Они ещё долго орали друг на друга, так что в кабинет вбежала Ангелина в клеёнчатом рыжем фартуке, забрызганном каплями крови. Послушала, о чём токовище, убедилась, что морду её мужу никто не бьёт, плюнула разочарованно и вернулась к своим пациенткам. Препирательства Ольги и Матвея вряд ли могли кончиться договорённостью. Врач пытался объяснить деревенской женщине, что любая онкология требует специальных знаний и оборудования, позволяющих не только локализовать опухоль, но и понять серьёзность заболевания. Ольга же взывала к Едомской совести и добросердечию, понимая бабьим чутьём, что, если человеческая душа откликнется, все непонятные её рассудку преграды будут разрешены. Давила она, естественно, и на жалость к одинокой, коварным мужем брошенной женщине, которой одной приходится управляться с неподъёмным хозяйством. Так что без подкупа её дело никак не решалось. Посулив эскулапу четверть фирменного «Николая», Ольга, наконец, встретила понимание.

– Ладно, хозяйка, – вмиг оттаяв, согласно молвил Едомский, – вечером зайду, погляжу твою животину. Только ты об этом – ни-ни! Узнают по деревне, на весь свет ославят ветеринаром!

Вечером он и вправду явился в дом Ольги под пристальным взглядом старух, отслеживающих, словно радары, нечастое передвижение по улице деревенского люда. В сенях его уже ожидала извлечённая из погреба потная четверть, а сама хозяйка обрядилась в светлое платье с ландышами да заплела в косу тяжёлые пряди каштановых волос, ещё и окропила шею и ложбинку промеж высоких грудей маслом болгарской розы.

Это благоухание Мотя почуял своим ноздреватым носом с порога. Вдохнул его глубоко, чувственно, словно редкую восточную сладость, не понимая ещё, что исходит оно от этой статной мягкой, что твоя булка, женщины с манящим взглядом.

– Проходи, Матвей, – проговорила она. – Садись. Чай, ухайдакался на работе. Морсу брусничного налить тебе или чего покрепче?

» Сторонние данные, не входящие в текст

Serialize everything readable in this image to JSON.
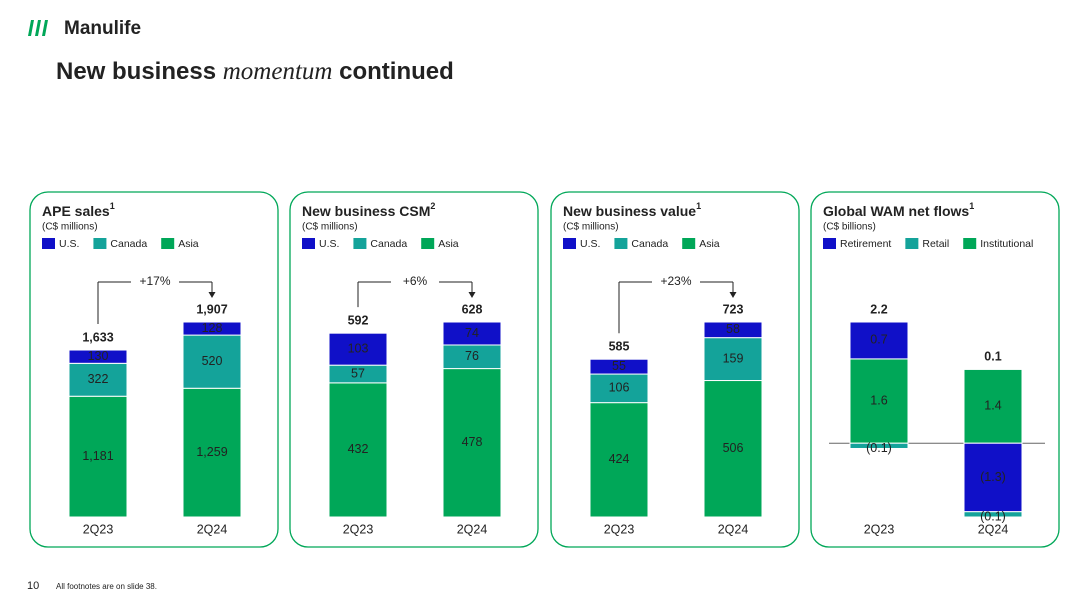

От такого ласкового приёма Едомский смутился, оробел. Казалось ему, кто-то смотрит на него неотрывно, осуждающе, вдруг откроется дверь и в избу завалится блудный дядя Николай? Не то чтобы Мотя трусил находиться один на один с замужней, хоть бы и формально, женщиной, однако что-то подсказывало ему, встреча эта похожа на искусную ловушку. Поведись он сию минуту на ласковые слова и восточные ароматы, вся жизнь его может уйти под откос – точно состав, подорванный партизанами.

– Ничего не нужно, Оля. Да и времени у меня в обрез, Ангелина уже на стол собирает. Веди, что ли, свою собачонку!

Женщина понимающе улыбнулась, но всё ж таки гибче изогнулась станом, поднимаясь с венского стула, вышла в сени. И вернулась, пропуская вперёд Бьянку.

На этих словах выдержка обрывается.